A generative flow for conditional sampling via optimal transport
This work addresses conditional sampling, a fundamental task in Bayesian inference, with an incremental extension of existing data-driven methods.
The paper tackles the problem of sampling conditional distributions for Bayesian inference and density estimation by proposing a non-parametric generative model using block-triangular transport maps derived from optimal transport, and demonstrates it on a 2D example and a nonlinear ODE parameter inference problem.

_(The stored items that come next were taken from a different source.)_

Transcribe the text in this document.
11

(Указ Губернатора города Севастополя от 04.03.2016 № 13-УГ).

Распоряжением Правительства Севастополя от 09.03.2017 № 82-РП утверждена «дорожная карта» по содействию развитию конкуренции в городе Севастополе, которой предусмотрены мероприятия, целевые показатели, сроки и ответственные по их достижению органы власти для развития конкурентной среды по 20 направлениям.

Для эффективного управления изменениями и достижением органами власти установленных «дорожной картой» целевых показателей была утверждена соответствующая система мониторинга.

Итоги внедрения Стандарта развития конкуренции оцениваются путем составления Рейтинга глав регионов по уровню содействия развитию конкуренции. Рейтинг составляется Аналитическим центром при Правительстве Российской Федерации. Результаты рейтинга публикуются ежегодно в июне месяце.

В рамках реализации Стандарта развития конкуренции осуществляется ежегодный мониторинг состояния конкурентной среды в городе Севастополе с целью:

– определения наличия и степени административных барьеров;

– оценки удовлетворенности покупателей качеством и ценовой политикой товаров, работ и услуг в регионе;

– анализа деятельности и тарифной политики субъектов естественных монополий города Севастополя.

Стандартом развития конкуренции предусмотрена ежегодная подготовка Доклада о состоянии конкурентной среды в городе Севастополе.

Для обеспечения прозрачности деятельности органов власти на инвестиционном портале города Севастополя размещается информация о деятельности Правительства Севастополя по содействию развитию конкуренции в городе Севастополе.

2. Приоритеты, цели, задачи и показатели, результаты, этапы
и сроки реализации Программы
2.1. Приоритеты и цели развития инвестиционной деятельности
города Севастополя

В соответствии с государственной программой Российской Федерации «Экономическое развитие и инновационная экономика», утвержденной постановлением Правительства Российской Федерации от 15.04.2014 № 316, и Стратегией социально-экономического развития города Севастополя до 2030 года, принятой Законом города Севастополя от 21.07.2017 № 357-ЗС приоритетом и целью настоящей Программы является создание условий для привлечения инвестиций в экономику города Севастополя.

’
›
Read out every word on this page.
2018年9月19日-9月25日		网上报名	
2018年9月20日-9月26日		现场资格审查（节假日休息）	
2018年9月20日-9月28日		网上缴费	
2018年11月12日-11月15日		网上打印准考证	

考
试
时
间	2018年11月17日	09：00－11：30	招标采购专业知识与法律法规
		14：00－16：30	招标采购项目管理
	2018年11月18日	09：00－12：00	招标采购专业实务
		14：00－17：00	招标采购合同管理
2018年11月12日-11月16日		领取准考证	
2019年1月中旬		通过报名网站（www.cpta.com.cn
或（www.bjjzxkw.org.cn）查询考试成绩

Sampling conditional distributions is a fundamental task for Bayesian inference and density estimation. Generative models, such as normalizing flows and generative adversarial networks, characterize conditional distributions by learning a transport map that pushes forward a simple reference (e.g., a standard Gaussian) to a target distribution. While these approaches successfully describe many non-Gaussian problems, their performance is often limited by parametric bias and the reliability of gradient-based (adversarial) optimizers to learn these transformations. This work proposes a non-parametric generative model that iteratively maps reference samples to the target. The model uses block-triangular transport maps, whose components are shown to characterize conditionals of the target distribution. These maps arise from solving an optimal transport problem with a weighted $L^2$ cost function, thereby extending the data-driven approach in [Trigila and Tabak, 2016] for conditional sampling. The proposed approach is demonstrated on a two dimensional example and on a parameter inference problem involving nonlinear ODEs.